My friend has asked me to join her in September on a “coach tour” of England. I can’t decide what to do.
I’ve never traveled out of the country, let alone as a single woman. It all seems so different and so hard. I worry about how to manage the currency and if I will understand the language all that well. Will I like the food? What to pack? It’s all a little overwhelming.
My husband and I had big plans to travel to England, Scotland, and Ireland, had the tickets and everything. But he died last year, just a few weeks after he retired and we didn’t get the chance. I bet I’d feel more confident with him at my side. We would have had such fun together. He was that kind of man, adventurous and downright fun! But I have to face the fact that he’s not here. It’s funny, but I think he’d want me to go. (And, by the way, so do my kids.)

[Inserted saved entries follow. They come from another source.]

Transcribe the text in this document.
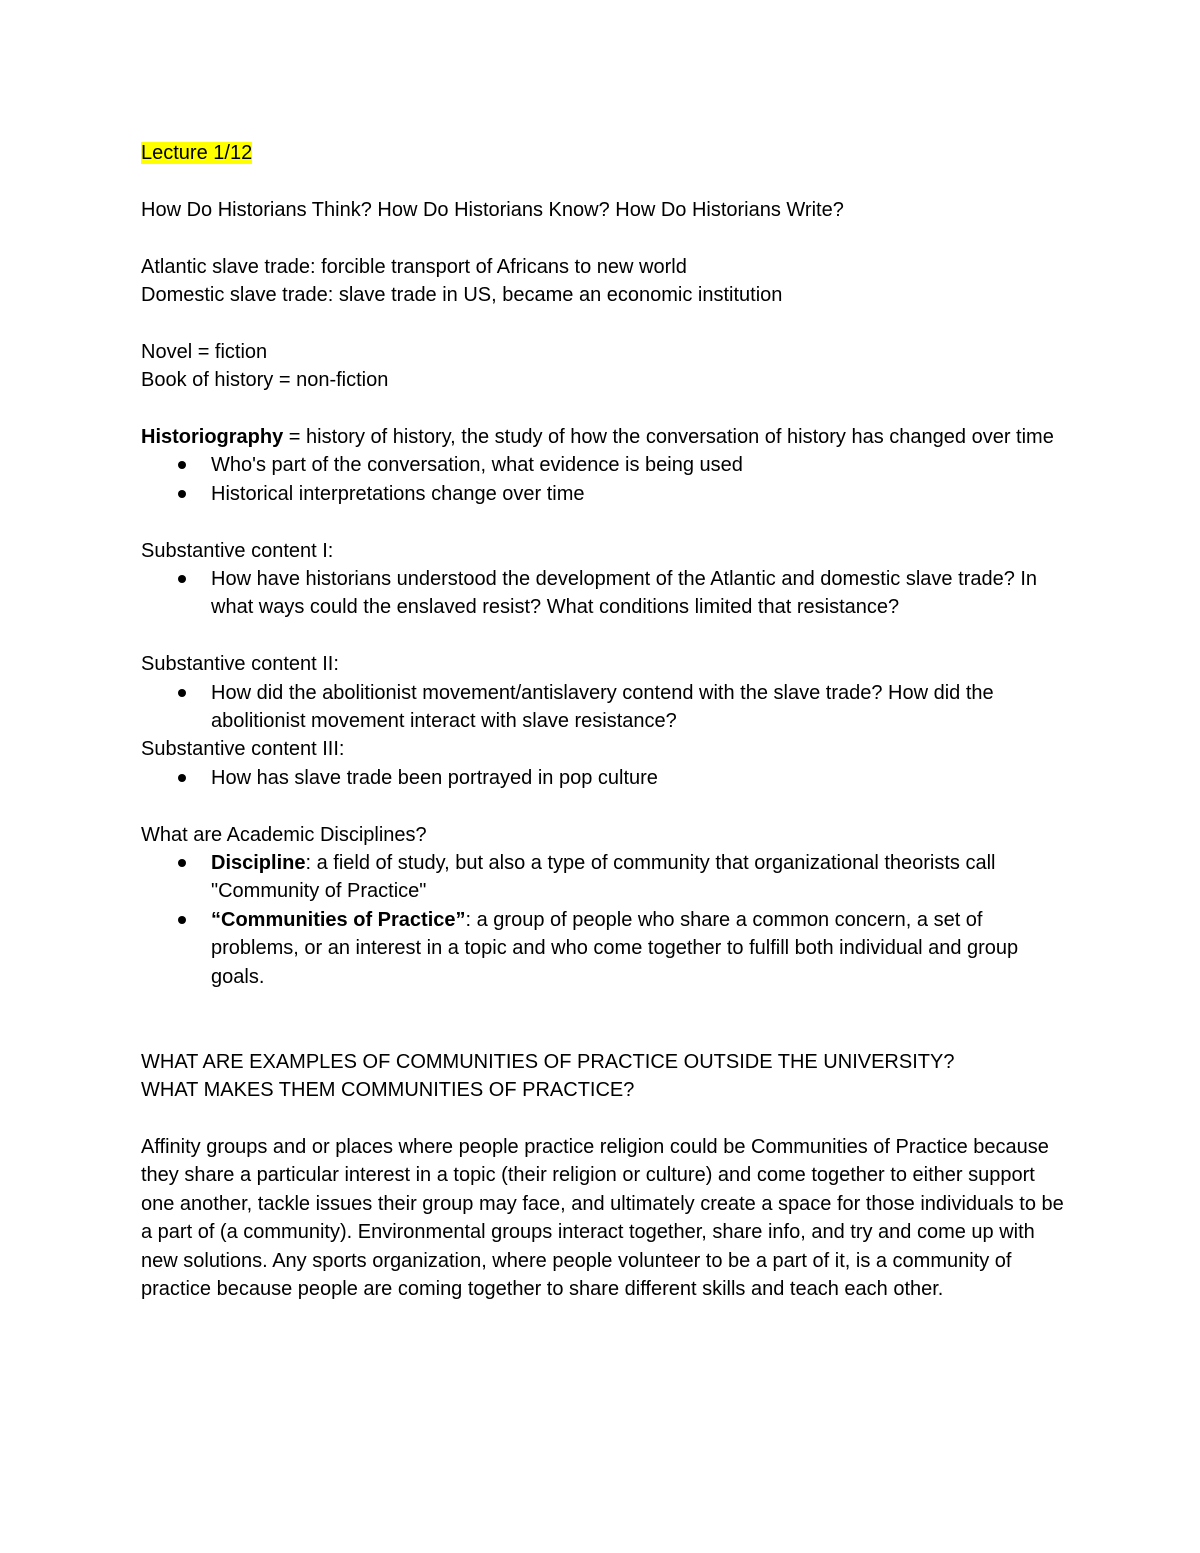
Lecture 1/12

How Do Historians Think? How Do Historians Know? How Do Historians Write?

Atlantic slave trade: forcible transport of Africans to new world

Domestic slave trade: slave trade in US, became an economic institution

Novel = fiction

Book of history = non-fiction

Historiography = history of history, the study of how the conversation of history has changed over time

Who's part of the conversation, what evidence is being used
Historical interpretations change over time

Substantive content I:

How have historians understood the development of the Atlantic and domestic slave trade? In what ways could the enslaved resist? What conditions limited that resistance?

Substantive content II:

How did the abolitionist movement/antislavery contend with the slave trade? How did the abolitionist movement interact with slave resistance?

Substantive content III:

How has slave trade been portrayed in pop culture

What are Academic Disciplines?

Discipline: a field of study, but also a type of community that organizational theorists call "Community of Practice"
“Communities of Practice”: a group of people who share a common concern, a set of problems, or an interest in a topic and who come together to fulfill both individual and group goals.

WHAT ARE EXAMPLES OF COMMUNITIES OF PRACTICE OUTSIDE THE UNIVERSITY?

WHAT MAKES THEM COMMUNITIES OF PRACTICE?

Affinity groups and or places where people practice religion could be Communities of Practice because they share a particular interest in a topic (their religion or culture) and come together to either support one another, tackle issues their group may face, and ultimately create a space for those individuals to be a part of (a community). Environmental groups interact together, share info, and try and come up with new solutions. Any sports organization, where people volunteer to be a part of it, is a community of practice because people are coming together to share different skills and teach each other.
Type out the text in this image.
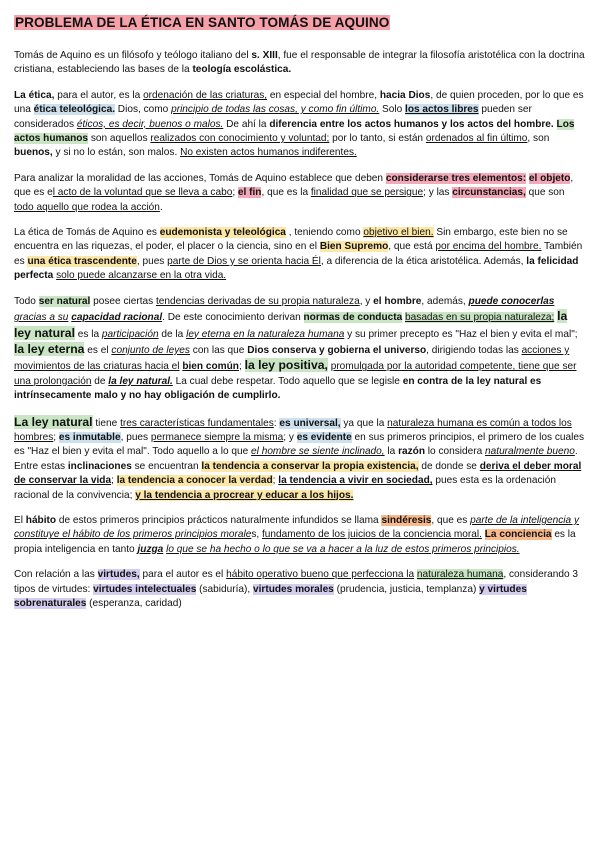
PROBLEMA DE LA ÉTICA EN SANTO TOMÁS DE AQUINO

Tomás de Aquino es un filósofo y teólogo italiano del s. XIII, fue el responsable de integrar la filosofía aristotélica con la doctrina cristiana, estableciendo las bases de la teología escolástica.

La ética, para el autor, es la ordenación de las criaturas, en especial del hombre, hacia Dios, de quien proceden, por lo que es una ética teleológica. Dios, como principio de todas las cosas, y como fin último. Solo los actos libres pueden ser considerados éticos, es decir, buenos o malos. De ahí la diferencia entre los actos humanos y los actos del hombre. Los actos humanos son aquellos realizados con conocimiento y voluntad; por lo tanto, si están ordenados al fin último, son buenos, y si no lo están, son malos. No existen actos humanos indiferentes.

Para analizar la moralidad de las acciones, Tomás de Aquino establece que deben considerarse tres elementos: el objeto, que es el acto de la voluntad que se lleva a cabo; el fin, que es la finalidad que se persigue; y las circunstancias, que son todo aquello que rodea la acción.

La ética de Tomás de Aquino es eudemonista y teleológica , teniendo como objetivo el bien. Sin embargo, este bien no se encuentra en las riquezas, el poder, el placer o la ciencia, sino en el Bien Supremo, que está por encima del hombre. También es una ética trascendente, pues parte de Dios y se orienta hacia Él, a diferencia de la ética aristotélica. Además, la felicidad perfecta solo puede alcanzarse en la otra vida.

Todo ser natural posee ciertas tendencias derivadas de su propia naturaleza, y el hombre, además, puede conocerlas gracias a su capacidad racional. De este conocimiento derivan normas de conducta basadas en su propia naturaleza; la ley natural es la participación de la ley eterna en la naturaleza humana y su primer precepto es "Haz el bien y evita el mal"; la ley eterna es el conjunto de leyes con las que Dios conserva y gobierna el universo, dirigiendo todas las acciones y movimientos de las criaturas hacia el bien común; la ley positiva, promulgada por la autoridad competente, tiene que ser una prolongación de la ley natural. La cual debe respetar. Todo aquello que se legisle en contra de la ley natural es intrínsecamente malo y no hay obligación de cumplirlo.

La ley natural tiene tres características fundamentales: es universal, ya que la naturaleza humana es común a todos los hombres; es inmutable, pues permanece siempre la misma; y es evidente en sus primeros principios, el primero de los cuales es "Haz el bien y evita el mal". Todo aquello a lo que el hombre se siente inclinado, la razón lo considera naturalmente bueno. Entre estas inclinaciones se encuentran la tendencia a conservar la propia existencia, de donde se deriva el deber moral de conservar la vida; la tendencia a conocer la verdad; la tendencia a vivir en sociedad, pues esta es la ordenación racional de la convivencia; y la tendencia a procrear y educar a los hijos.

El hábito de estos primeros principios prácticos naturalmente infundidos se llama sindéresis, que es parte de la inteligencia y constituye el hábito de los primeros principios morales, fundamento de los juicios de la conciencia moral. La conciencia es la propia inteligencia en tanto juzga lo que se ha hecho o lo que se va a hacer a la luz de estos primeros principios.

Con relación a las virtudes, para el autor es el hábito operativo bueno que perfecciona la naturaleza humana, considerando 3 tipos de virtudes: virtudes intelectuales (sabiduría), virtudes morales (prudencia, justicia, templanza) y virtudes sobrenaturales (esperanza, caridad)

My friend is very reassuring. She’s been all over the world. She loves England and insists that at our age, going on a tour is the only way to travel. She says it’s so much nicer not to have to think of all of the little details a trip like this requires.
Why am I having such a time with this decision? I don’t want to regret passing up this opportunity but I can’t seem to get myself convinced it is a good idea.
Stuck in indecision
I’m so sorry to hear about your husband. No wonder you are going round and round with this decision. It sounds like just a short while ago you were supposed to make a trip very much like this one with him.
While it may feel like you’ve been a widow for ages, it doesn’t seem like you have had very long to learn how to live without your husband. Unfortunately, the grieving process is a long and winding road. Just when you think you might be adjusting, something comes along and reminds you of your loss.
Having to contemplate a trip that reminds you of your plans with your husband must surely be compounding your decision. Think about it – you were all set to explore this part of the world with your “adventurous and downright fun” husband. Now you are considering a similar excursion but without him. No wonder you are struggling.
Have you talked about this with your friend? She sounds like the kind of friend who would listen and understand, and this would give you the opportunity to work through some of the understandable grief. In doing so, you would be better able to get clear on exactly what it is you want to do.
Then, I’d like to remind you of some things you wrote in your email, as I think they are very significant. Regarding your husband, you wrote “… I think he would want me to go.” You also mentioned that you have your children’s support. Finally, you said you “don’t want to regret passing up this opportunity.”
All of these statements lead me to wonder if perhaps, deep down, you really do know what you want to do; fly over the pond and see a different part of the world. Your friend sounds like a great companion for this trip. She knows you, she knows this part of the world. She also understands the value of taking an organized tour and can easily coach you on cultural differences during your flight. (Believe me, you’ll have plenty of time to learn that we say “bathroom” and they say “loo”!) In other words, I think you can count on feeling pretty confident with your friend at your side too.
It is a difficult thing, to go on living after someone we hold dear has died. Two steps forward, one step back … it’s just the way a broken heart recovers. But that, my dear, is your task.
All things considered, why not give jolly old England a try?